3- Pilih kasih

519 12 0
                                    

°°°
Aku berharap kita tidak ada jarak, seperti dia yang mudah dekat.

°°°

Pagi ini kelas baru di isi oleh lima orang anak muda; Sersi, Gallan, Aya, Leo dan satu ketua kelas mereka duduk di kuris paling pojok, dia Abrar sedang tidur dengan pulas sebelum perkuliahan di mulai sekitar lima belas menit lagi.

Sersi menyorot dengan sinis melihat Gallan yang duduk di seberang sana. Ia keki sendiri kalau ingat bagaimana temannya Asya yang gencar sekali menginginkan Gallan.

Di tambah Asya belum juga datang.

Berdecak, Sersi melirik jam di layar ponsel. Ia datang kepagian karena panik di pikir telat masuk kelas. 

Sialan. Sersi betulan bete, dan Asya lama sekali.

"Serrrr, ngapa muka lu peyot gitu sih?" itu Leo barusan menyeletuk membuat Sersi menoleh tajam.

"Apaan si anjing?"

"Weitsss ngegas banget Serr," Leo terkekeh seraya geleng-geleng.

Leo gabut, Gallan memang bodoh mengajaknya datang sepagi ini. Ia bingung harus berbuat apa. Mau meledek Sersi Leo tidak berani, perempuan pemilik rambut panjang itu kan mudah mengamuk jika di goda sedikit saja. Ya, seperti tadi contohnya.

Leo berdeham lalu berseru, "Serrr, Asya gue mana ya? Tumben belum keliatan."

Gallan melirik kesal ke arah Leo kala berucap menyerukan nama Asya. Apa? Kalian pikir Gallan cemburu. Bukan! Justru Gallan sebal jika gadis pengganggu itu datang.
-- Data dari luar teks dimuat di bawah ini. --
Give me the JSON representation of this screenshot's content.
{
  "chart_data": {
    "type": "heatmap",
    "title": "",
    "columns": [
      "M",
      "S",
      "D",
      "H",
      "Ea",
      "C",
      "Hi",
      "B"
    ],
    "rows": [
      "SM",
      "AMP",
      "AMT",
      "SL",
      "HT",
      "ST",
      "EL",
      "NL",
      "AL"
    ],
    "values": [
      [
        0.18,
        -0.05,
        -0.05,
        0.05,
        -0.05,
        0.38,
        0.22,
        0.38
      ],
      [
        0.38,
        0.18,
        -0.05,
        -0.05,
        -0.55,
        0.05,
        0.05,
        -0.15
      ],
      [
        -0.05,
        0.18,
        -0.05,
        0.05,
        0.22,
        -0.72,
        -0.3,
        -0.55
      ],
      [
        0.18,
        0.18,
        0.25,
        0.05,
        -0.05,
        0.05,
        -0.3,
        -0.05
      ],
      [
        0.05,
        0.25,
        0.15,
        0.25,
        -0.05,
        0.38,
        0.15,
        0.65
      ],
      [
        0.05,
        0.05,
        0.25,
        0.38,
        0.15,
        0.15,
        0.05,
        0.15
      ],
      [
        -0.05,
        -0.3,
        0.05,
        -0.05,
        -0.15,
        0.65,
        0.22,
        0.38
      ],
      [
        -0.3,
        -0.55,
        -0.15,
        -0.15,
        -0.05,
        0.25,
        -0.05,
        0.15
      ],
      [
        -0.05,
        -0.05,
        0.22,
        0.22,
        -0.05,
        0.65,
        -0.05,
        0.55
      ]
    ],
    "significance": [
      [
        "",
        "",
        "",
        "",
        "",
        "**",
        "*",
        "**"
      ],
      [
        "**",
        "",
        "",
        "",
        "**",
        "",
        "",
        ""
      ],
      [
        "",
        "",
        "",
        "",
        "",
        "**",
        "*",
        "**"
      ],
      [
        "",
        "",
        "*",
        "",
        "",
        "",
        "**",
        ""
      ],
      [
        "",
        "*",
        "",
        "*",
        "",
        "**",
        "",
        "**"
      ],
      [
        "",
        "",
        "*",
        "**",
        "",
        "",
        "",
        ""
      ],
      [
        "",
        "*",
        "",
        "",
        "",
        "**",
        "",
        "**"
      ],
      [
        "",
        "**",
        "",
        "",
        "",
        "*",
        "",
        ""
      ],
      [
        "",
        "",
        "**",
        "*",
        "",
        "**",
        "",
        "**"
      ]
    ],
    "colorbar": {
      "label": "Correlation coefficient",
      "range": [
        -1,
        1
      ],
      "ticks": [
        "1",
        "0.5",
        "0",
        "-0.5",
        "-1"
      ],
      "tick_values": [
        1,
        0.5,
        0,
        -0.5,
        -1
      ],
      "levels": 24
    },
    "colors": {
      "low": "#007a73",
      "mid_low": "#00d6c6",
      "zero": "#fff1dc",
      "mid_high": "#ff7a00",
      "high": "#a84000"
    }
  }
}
“Gallannnnn ... Asya dat—tang.”

Petaka. Baru saja Gallan merapal doa agar Asya tak masuk, namun perempuan itu tiba dengan seruan yang semula kencang lalu memelan di akhir kalimatnya.

Atensi mereka semua teralih ke arah Asya, termasuk Abrar yang jadi terbangun seraya mengucek mata. Perempuan yang berdiri di ambang pintu itu menggusah napas pelan, semangat ia meredam. Berjalan lesu menghampiri Gallan yang datar itu.

"Ko Aya duduk di samping Gallan?" tegur Asya tak suka melihatnya.

"Eh?" Aya tak enak hati, perempuan berbadan kecil, pendek dan imut itu melirik Gallan dan berucap. "Maaf, Sya. Aku gak bermaksud. Cuma mau nanya tentang makalah aja yang buat di persentasikan lusa."

"Kan bisa nanya, Asya. Ngapain harus ke Gallan."

"Bangsat!" Gallan mengumpat. "Lu kenapa si? Dan elo, Ay. Nggak usah minta maaf sama dia. Ga perlu. Elo gak salah. Dia yang bermasalah." tunjuk Gallan marah pada Asya.

Aya berdeham kecil seraya menyentuh tangan Gallan dan berucap. "Lan, udah."

"Kembali ketempat duduk lo, jangan deket-deket gue!" kecam Gallan ngegas.

"Ko Gallan usir Asya, sih." Ia sedih. Mukanya terlihat murung.

"Kembali ke tempat lo Asyafa! Apa perlu gue—"

"Woi anjing! Santai aja kalo bacot. Mantep kali lu kaya gitu ke temen gue?" Sersi menyerobot menarik lengan Asya lalu mengajaknya duduk di paling belakang. Ia paling jengah dan kesal kala Asya di bentak oleh Gallan.

Asya menurut, ia menunduk sedih karena Gallan sangat pilih kasih. Jika Aya Gallan baik dan membela tetapi jika dengan Asya cowok itu tak mempunyai hati sama sekali sekadar berbicara.

"Jangan kayak gitu banget lo, Lan." Leo menanggapi. Ia menyusul Asya dan Sersi kebelakang dan memberi yupi berbentuk love warna pink yang sempat ia beli kemarin.